The survey, performed by Princeton Survey Research Associates International this spring, contains few surprises--but it does corroborate the long-term decline in readership for newspapers' print editions, with the trend most evident among younger Americans.
The total number of respondents who said they had looked at a newspaper the day before slipped from 40% to 34% from 2006-2008, according to Pew. Meanwhile, the number of people who say the visit an Internet news sites at least three times a week increased from 18% in 2006 to 25% in 2008.
Within this cohort, there is a subgroup that in effect relies on the Internet entirely for its news. This subgroup, constituting 13% of the total, has a median age of 35, making it the youngest of the cohorts surveyed. It is also more likely to have a college education (80%) than the population at large (approximately 45%). Looking at the phenomenon from another angle, 44% of all college graduates say they go online to read the news every day.
(At the same time, younger adults seem to be less interested in news overall, according to Pew, which found that over 30% of adults under the age of 25 don't seek out news at all on any given day. That's an increase over 25% who made the same statement in 1998.)
Both newspapers and online trailed television as a primary news source, however, with 46% of respondents saying they get most of their news there. Within the TV-watching cohort, the proportion that watches a 6:30 network newscast has declined since 2006--benefiting the major cable networks, Fox News and CNN.
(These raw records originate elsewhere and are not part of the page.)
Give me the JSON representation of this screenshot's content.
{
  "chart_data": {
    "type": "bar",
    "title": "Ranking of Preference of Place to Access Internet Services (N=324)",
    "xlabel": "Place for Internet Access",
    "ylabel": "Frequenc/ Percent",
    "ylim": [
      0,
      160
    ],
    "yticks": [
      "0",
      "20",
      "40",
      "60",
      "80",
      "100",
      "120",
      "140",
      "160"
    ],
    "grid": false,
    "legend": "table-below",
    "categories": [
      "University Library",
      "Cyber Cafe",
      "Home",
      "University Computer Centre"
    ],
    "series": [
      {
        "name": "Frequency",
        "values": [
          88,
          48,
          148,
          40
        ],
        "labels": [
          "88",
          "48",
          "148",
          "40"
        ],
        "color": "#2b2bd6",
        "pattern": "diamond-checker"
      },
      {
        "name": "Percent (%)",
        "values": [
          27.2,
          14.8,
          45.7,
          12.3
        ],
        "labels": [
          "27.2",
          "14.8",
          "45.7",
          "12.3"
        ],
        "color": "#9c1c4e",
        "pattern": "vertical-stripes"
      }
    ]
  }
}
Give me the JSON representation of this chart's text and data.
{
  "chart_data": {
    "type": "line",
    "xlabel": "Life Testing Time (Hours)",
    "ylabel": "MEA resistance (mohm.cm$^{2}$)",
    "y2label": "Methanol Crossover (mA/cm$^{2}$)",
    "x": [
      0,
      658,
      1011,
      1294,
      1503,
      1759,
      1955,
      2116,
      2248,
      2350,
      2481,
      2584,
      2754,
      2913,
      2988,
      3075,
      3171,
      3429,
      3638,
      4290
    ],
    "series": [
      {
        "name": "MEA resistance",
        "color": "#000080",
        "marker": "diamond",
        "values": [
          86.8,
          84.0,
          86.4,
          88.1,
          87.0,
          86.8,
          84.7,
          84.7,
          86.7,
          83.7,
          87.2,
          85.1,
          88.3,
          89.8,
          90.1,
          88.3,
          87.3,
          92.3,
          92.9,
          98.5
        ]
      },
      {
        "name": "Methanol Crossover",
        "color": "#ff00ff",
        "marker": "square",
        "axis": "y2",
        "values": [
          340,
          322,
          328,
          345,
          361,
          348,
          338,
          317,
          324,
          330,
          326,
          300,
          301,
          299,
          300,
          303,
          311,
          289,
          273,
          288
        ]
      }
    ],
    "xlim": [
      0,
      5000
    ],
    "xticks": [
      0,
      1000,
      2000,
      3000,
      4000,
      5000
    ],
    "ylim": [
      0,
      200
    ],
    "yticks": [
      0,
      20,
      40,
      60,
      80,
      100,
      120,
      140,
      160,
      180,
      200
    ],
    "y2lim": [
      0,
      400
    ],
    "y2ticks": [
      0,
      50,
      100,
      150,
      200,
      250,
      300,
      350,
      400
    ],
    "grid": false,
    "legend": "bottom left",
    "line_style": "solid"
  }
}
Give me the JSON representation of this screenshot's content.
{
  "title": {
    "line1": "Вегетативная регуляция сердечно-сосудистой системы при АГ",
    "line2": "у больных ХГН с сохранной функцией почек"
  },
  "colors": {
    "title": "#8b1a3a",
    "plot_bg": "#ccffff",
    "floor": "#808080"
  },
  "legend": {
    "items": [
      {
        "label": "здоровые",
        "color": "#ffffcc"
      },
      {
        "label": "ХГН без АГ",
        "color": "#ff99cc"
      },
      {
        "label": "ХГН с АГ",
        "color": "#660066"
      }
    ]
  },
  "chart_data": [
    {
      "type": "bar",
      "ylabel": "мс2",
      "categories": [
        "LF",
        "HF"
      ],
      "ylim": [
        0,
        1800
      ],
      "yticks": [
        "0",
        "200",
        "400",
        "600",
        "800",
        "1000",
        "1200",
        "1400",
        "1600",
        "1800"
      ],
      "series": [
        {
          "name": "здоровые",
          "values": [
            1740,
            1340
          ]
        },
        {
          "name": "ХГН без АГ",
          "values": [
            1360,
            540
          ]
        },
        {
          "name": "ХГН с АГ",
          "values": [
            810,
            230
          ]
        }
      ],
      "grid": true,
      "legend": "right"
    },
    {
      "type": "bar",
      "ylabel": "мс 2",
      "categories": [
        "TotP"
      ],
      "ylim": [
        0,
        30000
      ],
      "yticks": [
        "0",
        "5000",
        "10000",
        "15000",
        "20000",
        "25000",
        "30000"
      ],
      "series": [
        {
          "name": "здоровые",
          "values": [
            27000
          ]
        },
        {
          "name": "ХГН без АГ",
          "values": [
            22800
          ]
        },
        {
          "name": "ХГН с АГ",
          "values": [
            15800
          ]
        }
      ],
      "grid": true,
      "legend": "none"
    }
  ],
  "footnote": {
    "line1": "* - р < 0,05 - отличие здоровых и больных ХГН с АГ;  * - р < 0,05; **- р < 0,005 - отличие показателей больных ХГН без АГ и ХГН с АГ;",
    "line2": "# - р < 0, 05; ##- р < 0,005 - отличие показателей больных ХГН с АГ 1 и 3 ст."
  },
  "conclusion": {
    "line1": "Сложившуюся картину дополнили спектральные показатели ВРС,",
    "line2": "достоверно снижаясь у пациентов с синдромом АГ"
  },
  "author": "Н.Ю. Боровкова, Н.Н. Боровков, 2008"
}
Not surprisingly, the viewers of cable news tend to self-segregate by political inclination, although that tendency is more pronounced among CNN viewers, where more than half identify as Democratic voters. Fox News viewers are more evenly distributed, with 39% identifying as Republican voters versus at 33% as Democrats. TV news watchers in general are older (their median age is 52) and more likely to be unemployed (43%) than the population at large (currently 7%).